Como no ano passado, a empresa detentora do Polígrafo – a Inevitável e Fundamental, Lda. – registou rendimento de 474.994 euros, sem qualquer menção ao Facebook, significará assim, em princípio, que as transferências da rede social detida por Zuckerberg ficaram aquém dos 47 mil euros.

Essa redução do financiamento do Facebook, a confirmar-se – o PÁGINA UM pediu, por três vezes, esclarecimentos ao Polígrafo, sem qualquer reacção –, é muito significativa e surpreendente, porque os rendimentos deste jornal especializado em fact checking até aumentaram ligeiramente entre 2021 e 2022, passando de 421.173 euros para 474.994 euros.

Consultando a informação do portal da ERC, 0 Polígrafo declarou ter recebido em 2021 cerca de 404 mil euros do Facebook (96% do total das suas receitas), enquanto em 2020 recebeu 460 mil euros (87% do total das suas receitas). Como em 2022 as receitas atingiram quase 475 mil euros – e um lucro de 71 mil euros –, seria fundamental, face à política de transparência propalada pelo Polígrafo, conhecer quais foram as fontes alternativas ao Facebook.

Fernando Esteves, fundador e director do Polígrafo dede 2018, é agora também publisher do novo grupo de media criado pelo seu sócio N’Gunu Tiny.

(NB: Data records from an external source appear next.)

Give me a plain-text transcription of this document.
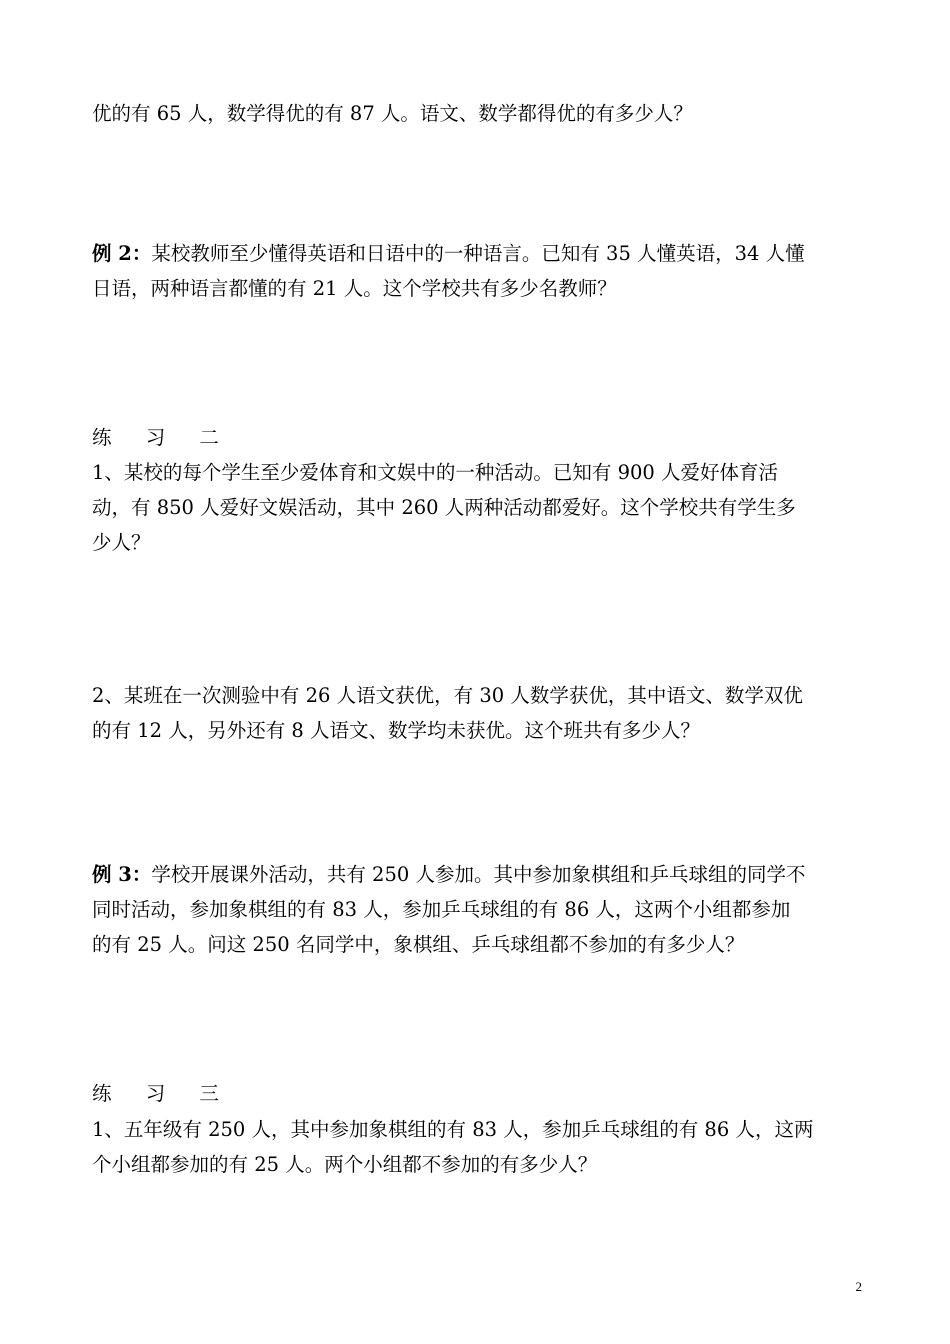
优的有 65 人，数学得优的有 87 人。语文、数学都得优的有多少人？

例 2：某校教师至少懂得英语和日语中的一种语言。已知有 35 人懂英语，34 人懂
日语，两种语言都懂的有 21 人。这个学校共有多少名教师？

练 习 二

1、某校的每个学生至少爱体育和文娱中的一种活动。已知有 900 人爱好体育活
动，有 850 人爱好文娱活动，其中 260 人两种活动都爱好。这个学校共有学生多
少人？

2、某班在一次测验中有 26 人语文获优，有 30 人数学获优，其中语文、数学双优
的有 12 人，另外还有 8 人语文、数学均未获优。这个班共有多少人？

例 3：学校开展课外活动，共有 250 人参加。其中参加象棋组和乒乓球组的同学不
同时活动，参加象棋组的有 83 人，参加乒乓球组的有 86 人，这两个小组都参加
的有 25 人。问这 250 名同学中，象棋组、乒乓球组都不参加的有多少人？

练 习 三

1、五年级有 250 人，其中参加象棋组的有 83 人，参加乒乓球组的有 86 人，这两
个小组都参加的有 25 人。两个小组都不参加的有多少人？

2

Certo é que os sócios que detêm a empresa gestora do Polígrafo, que sempre se quis caracterizar como um órgão independente, têm estado cada vez mais envolvidos em negócios na área económica e, em particular, da comunicação social. Um dos principiais financiadores do Polígrafo é o empresário N’Gunu Tiny, através da Emerald Group, que nos últimos três anos se tem mostrado muito activo na aquisição de órgãos de comunicação social em Portugal.

De origem são-tomense, filho um antigo embaixador em Portugal (Carlos Tiny), mas com cidadania angolana, N’Gunu Tiny esteve intimamente associado tanto a negócios da família de José Eduardo dos Santos – aliás, comprou a Isabel dos Santos a licença da Forbes Portugal e PALOP em 2021 – como também a Manuel Vicente (ex-CEO da Sonangol e vice-presidente de Angola no período 2012-2017).

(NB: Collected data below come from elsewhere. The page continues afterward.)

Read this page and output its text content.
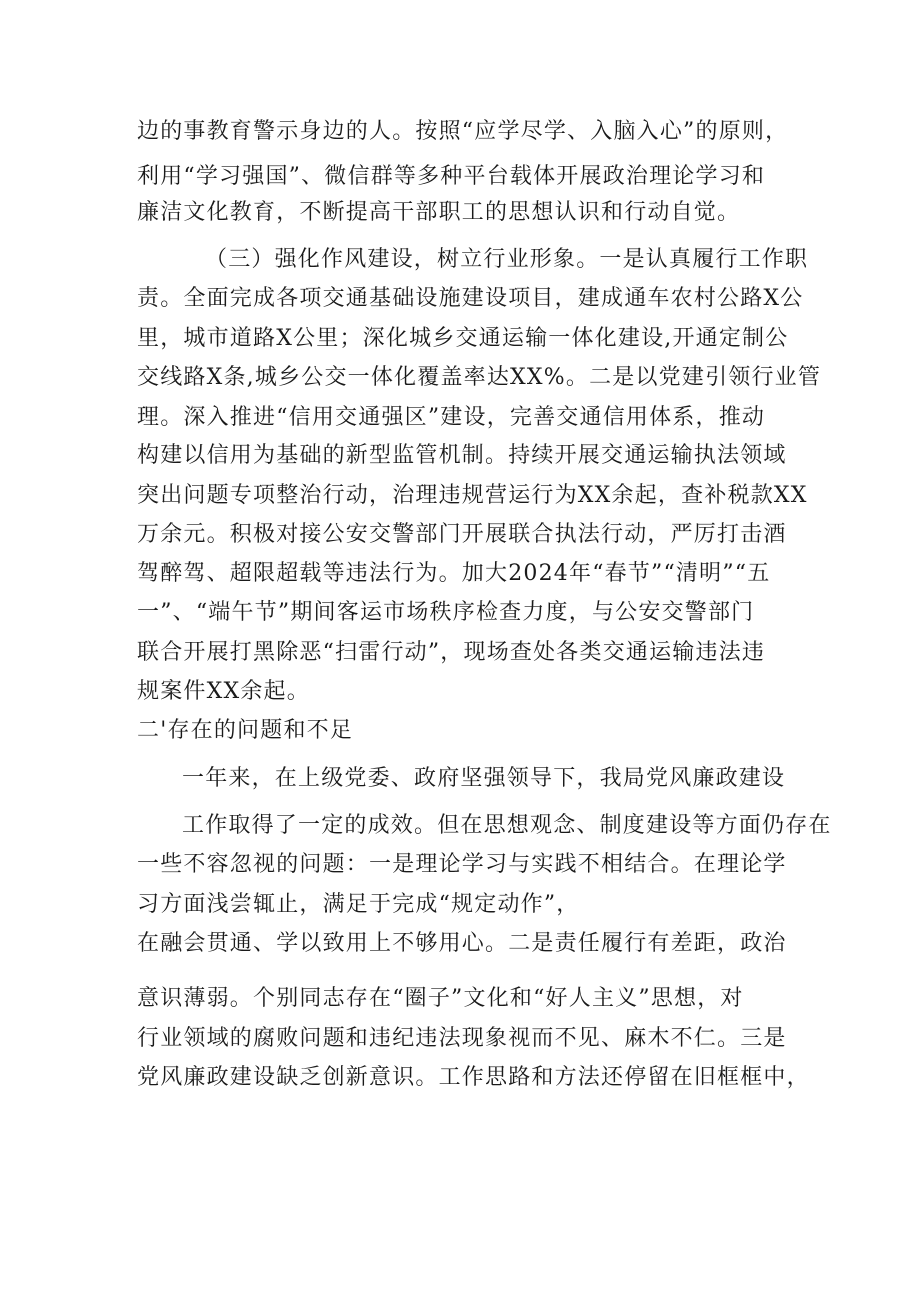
边的事教育警示身边的人。按照“应学尽学、入脑入心”的原则，
利用“学习强国”、微信群等多种平台载体开展政治理论学习和
廉洁文化教育，不断提高干部职工的思想认识和行动自觉。
（三）强化作风建设，树立行业形象。一是认真履行工作职
责。全面完成各项交通基础设施建设项目，建成通车农村公路X公
里，城市道路X公里；深化城乡交通运输一体化建设,开通定制公
交线路X条,城乡公交一体化覆盖率达XX%。二是以党建引领行业管
理。深入推进“信用交通强区”建设，完善交通信用体系，推动
构建以信用为基础的新型监管机制。持续开展交通运输执法领域
突出问题专项整治行动，治理违规营运行为XX余起，查补税款XX
万余元。积极对接公安交警部门开展联合执法行动，严厉打击酒
驾醉驾、超限超载等违法行为。加大2024年“春节”“清明”“五
一”、“端午节”期间客运市场秩序检查力度，与公安交警部门
联合开展打黑除恶“扫雷行动”，现场查处各类交通运输违法违
规案件XX余起。
二'存在的问题和不足
一年来，在上级党委、政府坚强领导下，我局党风廉政建设
工作取得了一定的成效。但在思想观念、制度建设等方面仍存在
一些不容忽视的问题：一是理论学习与实践不相结合。在理论学
习方面浅尝辄止，满足于完成“规定动作”，
在融会贯通、学以致用上不够用心。二是责任履行有差距，政治
意识薄弱。个别同志存在“圈子”文化和“好人主义”思想，对
行业领域的腐败问题和违纪违法现象视而不见、麻木不仁。三是
党风廉政建设缺乏创新意识。工作思路和方法还停留在旧框框中，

Entre Setembro de 2006 e Março de 2018, N’Gunu Tiny ocupou o cargo de Chairman e CEO do Banco Postal de Angola, que viria a ser encerrado por ordem do Banco de Angola no início de 2019. Essa instituição teria como accionista Eduane Danilo Santos, filho do ex-presidente. N’Gunu Tiny foi também consultor jurídico da Sonangol e colaborou com o Banco Privado Atlântico, tendo sido testemunha no julgamento da Operação Fizz, que culminou na condenação do procurador Orlando Figueira.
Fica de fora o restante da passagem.